2. What the sources do not provide: the missing city‑by‑city list
None of the provided sources produce a ranked list of U.S. cities showing which had the highest violent‑crime rates specifically in majority‑Black neighborhoods for 2025. National and topical reports analyze patterns (e.g., gun homicides, exposure, arrest shares) and causes (segregation, concentrated disadvantage), but a city‑level 2025 ranking for majority‑Black neighborhoods is not included in the supplied material (not found in current reporting).
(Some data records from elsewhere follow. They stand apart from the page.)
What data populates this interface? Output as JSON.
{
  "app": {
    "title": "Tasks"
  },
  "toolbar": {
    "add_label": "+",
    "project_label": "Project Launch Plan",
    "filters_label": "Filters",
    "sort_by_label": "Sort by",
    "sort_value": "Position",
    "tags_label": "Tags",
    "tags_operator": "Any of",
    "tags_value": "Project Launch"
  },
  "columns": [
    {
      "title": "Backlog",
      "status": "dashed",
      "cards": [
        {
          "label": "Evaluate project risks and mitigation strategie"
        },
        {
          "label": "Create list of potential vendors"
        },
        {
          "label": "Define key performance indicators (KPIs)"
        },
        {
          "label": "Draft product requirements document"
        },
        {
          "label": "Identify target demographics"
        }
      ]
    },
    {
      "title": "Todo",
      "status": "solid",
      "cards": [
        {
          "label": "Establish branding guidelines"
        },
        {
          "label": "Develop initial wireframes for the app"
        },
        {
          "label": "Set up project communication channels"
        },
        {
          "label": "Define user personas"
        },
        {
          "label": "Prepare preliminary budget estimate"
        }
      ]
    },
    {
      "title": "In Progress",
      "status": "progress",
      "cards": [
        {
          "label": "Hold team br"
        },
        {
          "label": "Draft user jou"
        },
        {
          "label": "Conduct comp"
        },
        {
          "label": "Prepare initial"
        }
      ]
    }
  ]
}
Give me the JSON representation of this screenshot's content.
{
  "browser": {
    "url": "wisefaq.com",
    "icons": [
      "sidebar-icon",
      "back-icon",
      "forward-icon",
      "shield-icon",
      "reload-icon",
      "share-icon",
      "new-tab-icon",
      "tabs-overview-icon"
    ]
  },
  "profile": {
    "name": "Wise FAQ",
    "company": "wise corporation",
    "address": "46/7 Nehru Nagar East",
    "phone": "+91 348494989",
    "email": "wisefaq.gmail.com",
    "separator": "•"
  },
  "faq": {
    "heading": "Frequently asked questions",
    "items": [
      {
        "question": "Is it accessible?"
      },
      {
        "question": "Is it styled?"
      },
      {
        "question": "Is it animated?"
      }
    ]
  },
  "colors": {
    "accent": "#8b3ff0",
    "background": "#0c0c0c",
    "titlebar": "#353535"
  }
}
3. Why a simple city ranking would be misleading without careful method
Scholars caution that neighborhood violent‑crime rates reflect structural factors — concentrated poverty, segregation, policing patterns, education and resource gaps — not race alone [5] [6]. Studies emphasize that comparators matter: some research controls for neighborhood socioeconomic status and still finds disparities [1], while other work shows that concentrated disadvantage explains much of the variation [6]. Producing a clean city ranking requires standardized definitions (what counts as a “majority‑Black neighborhood”), consistent crime measures (violent crime vs. gun homicide), and comparable time frames — none of which are supplied in these sources [2] [1].
4. Competing explanations in the literature
Sources offer two competing but complementary narratives. One strand links higher violence in Black neighborhoods to structural disadvantage and historic segregation — redlining, disinvestment, limited access to resources — that create conditions for higher crime regardless of race [5] [6]. Another line of research finds persistent disparities even after matching on socioeconomic status, suggesting additional mechanisms tied to segregation, policing practices, and neighborhood context that raise risk in Black neighborhoods [1] [2]. Both perspectives appear in the supplied reporting and scholarship [5] [1] [2].
5. Policy and framing implications journalists should note
Framing crime as a racial problem without context risks reinforcing stereotypes; several sources warn media narratives about “Black‑on‑Black” violence obscure structural drivers and the role of segregation and poverty [5] [7]. Advocacy and research groups call attention to disproportionate victimization (including by police) and to the public‑health toll of gun violence in Black communities — facts that demand policies addressing investment, policing practices, and gun violence prevention, not only criminal‑justice responses [3] [4] [1].
6. If you need a precise city ranking: how to proceed
To produce the list you asked for, one must assemble city‑level crime incident data (violent crimes and/or gun homicides) mapped to census tract or neighborhood racial composition, then compute rates per population and rank only those tracts where Black residents form a majority. The current corpus contains examples of the methodology (use of Gun Violence Archive, American Community Survey, and local police/crime reports) but does not include the raw, city‑level rankings for 2025 [1] [2]. Available sources do not mention a completed, authoritative 2025 city ranking.
Limitations: This analysis relies only on the documents you provided. I do not claim or refute city rankings beyond what those sources report; for a defensible list, local crime data and demographic mapping must be combined as described [1] [2].